Identification methods via comparative sequencing of the D1/D2 region or the ITS region enable completely reliable identification of the species. In our databases (Eurofins IDmyk) we have the reference sequences of the representative strains from this species (type strain and others) and are able to very effectively identify this species. The CDC recommends the use of comparative sequencing to identify yeasts resistant to antifungal drugs and/or “ambiguously” identified as the above-mentioned species using biochemical or proteomic methods in the absence of a reference spectrum in databases.

Habitat
The natural habitat is not known.

Control methods
The CDC recommends the use of fungicidal disinfectants, but also sporicidal disinfectants, including those tried and tested for Clostridium for surfaces in hospital settings and laboratories.

Conclusion

The global emergence of this Candida auris yeast species is causing major concern, as did the emergence ofCryptococcus neoformans, Cryptococcus gattii, Candida glabrata, Candida krusei, etc. before it..

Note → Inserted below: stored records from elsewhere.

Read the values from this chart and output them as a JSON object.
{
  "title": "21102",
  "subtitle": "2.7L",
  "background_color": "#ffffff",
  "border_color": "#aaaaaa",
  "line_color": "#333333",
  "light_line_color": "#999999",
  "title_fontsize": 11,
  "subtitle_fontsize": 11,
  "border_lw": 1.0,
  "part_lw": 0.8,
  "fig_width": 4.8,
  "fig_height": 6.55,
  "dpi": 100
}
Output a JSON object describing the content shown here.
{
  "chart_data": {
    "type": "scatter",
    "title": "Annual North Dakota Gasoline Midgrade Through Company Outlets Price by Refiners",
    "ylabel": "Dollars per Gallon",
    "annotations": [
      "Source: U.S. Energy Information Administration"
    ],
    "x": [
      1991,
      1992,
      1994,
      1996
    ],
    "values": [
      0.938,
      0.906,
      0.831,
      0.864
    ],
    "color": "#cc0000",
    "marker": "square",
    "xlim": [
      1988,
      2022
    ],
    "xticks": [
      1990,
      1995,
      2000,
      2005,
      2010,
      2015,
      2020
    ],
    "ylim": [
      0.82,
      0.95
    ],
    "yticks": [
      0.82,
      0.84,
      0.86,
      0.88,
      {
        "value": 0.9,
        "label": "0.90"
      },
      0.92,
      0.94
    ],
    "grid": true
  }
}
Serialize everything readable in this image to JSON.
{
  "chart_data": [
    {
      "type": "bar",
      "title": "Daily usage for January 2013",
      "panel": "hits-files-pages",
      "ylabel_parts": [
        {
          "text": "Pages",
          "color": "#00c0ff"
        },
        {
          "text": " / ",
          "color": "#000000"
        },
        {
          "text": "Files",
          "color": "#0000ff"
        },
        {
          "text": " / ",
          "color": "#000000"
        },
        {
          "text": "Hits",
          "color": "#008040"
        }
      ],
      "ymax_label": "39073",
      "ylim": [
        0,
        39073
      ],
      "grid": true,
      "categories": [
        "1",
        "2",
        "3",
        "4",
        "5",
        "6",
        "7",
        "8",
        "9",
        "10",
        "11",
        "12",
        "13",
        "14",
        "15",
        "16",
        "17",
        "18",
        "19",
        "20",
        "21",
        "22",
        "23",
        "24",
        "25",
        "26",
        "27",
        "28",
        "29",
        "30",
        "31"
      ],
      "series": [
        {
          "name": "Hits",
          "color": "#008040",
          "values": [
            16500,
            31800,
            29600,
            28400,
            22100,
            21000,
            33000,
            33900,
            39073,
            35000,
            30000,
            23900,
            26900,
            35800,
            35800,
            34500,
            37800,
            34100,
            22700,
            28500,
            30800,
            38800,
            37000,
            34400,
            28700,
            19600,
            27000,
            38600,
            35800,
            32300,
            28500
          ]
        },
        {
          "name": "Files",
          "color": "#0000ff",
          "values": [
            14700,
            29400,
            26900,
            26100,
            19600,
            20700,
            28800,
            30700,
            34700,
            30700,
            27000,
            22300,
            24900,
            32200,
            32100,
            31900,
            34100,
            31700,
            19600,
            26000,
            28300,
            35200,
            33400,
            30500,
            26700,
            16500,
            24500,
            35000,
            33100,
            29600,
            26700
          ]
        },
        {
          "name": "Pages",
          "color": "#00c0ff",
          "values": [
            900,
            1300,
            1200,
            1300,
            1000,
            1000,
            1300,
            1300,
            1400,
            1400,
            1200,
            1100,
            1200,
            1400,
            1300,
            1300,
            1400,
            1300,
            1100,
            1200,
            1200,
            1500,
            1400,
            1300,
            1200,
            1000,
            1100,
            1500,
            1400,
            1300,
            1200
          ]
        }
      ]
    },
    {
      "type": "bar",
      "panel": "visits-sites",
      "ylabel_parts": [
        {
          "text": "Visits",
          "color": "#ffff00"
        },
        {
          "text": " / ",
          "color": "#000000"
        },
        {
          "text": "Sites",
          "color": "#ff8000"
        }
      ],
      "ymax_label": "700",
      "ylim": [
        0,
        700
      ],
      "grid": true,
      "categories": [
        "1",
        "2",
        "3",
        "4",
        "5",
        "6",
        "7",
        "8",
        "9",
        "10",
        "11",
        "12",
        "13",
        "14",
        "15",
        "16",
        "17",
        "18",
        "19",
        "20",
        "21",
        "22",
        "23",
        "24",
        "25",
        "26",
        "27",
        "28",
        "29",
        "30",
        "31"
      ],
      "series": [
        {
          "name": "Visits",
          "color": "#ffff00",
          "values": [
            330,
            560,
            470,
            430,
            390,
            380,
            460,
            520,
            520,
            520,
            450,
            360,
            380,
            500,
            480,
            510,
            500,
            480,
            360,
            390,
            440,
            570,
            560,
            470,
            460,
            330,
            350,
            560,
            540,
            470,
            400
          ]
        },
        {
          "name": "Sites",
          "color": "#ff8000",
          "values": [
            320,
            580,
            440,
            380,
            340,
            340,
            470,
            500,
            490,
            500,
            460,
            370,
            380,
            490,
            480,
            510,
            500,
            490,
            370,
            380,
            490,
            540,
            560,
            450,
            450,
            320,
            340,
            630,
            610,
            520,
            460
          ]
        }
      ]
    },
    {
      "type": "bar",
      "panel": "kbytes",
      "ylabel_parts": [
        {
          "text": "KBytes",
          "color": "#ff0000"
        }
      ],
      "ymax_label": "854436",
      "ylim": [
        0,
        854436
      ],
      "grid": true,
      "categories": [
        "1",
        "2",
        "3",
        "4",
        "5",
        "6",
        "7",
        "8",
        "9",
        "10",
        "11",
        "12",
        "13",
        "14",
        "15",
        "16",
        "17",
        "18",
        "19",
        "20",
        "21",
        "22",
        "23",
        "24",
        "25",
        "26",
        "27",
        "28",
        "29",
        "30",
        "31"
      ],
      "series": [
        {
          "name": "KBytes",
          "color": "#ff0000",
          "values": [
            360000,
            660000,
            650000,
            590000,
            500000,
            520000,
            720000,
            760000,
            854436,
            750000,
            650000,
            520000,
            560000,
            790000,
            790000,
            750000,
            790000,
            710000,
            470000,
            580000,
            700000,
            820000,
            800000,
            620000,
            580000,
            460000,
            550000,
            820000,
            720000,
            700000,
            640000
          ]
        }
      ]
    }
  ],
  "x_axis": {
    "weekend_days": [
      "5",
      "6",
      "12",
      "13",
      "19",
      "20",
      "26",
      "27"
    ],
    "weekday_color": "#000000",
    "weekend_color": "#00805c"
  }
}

However, the latter did not accumulate as many factors favorable to epidemic spread, which is why the CDC issued its exceptional alert. It underlines our vulnerability to fungal infections and the limitations of the therapeutic weapons currently available to us. It also highlights the need to accurately identify microorganisms in general and yeasts in particular. Although yeasts are rarely a problem on a pharmaceutical industry level (frequency, occurrence, non thermotolerance, etc.), we regularly identify yeasts of various origins by comparative sequencing.
We are prepared for, and particularly alert to, the possible identification of this “killer” yeast.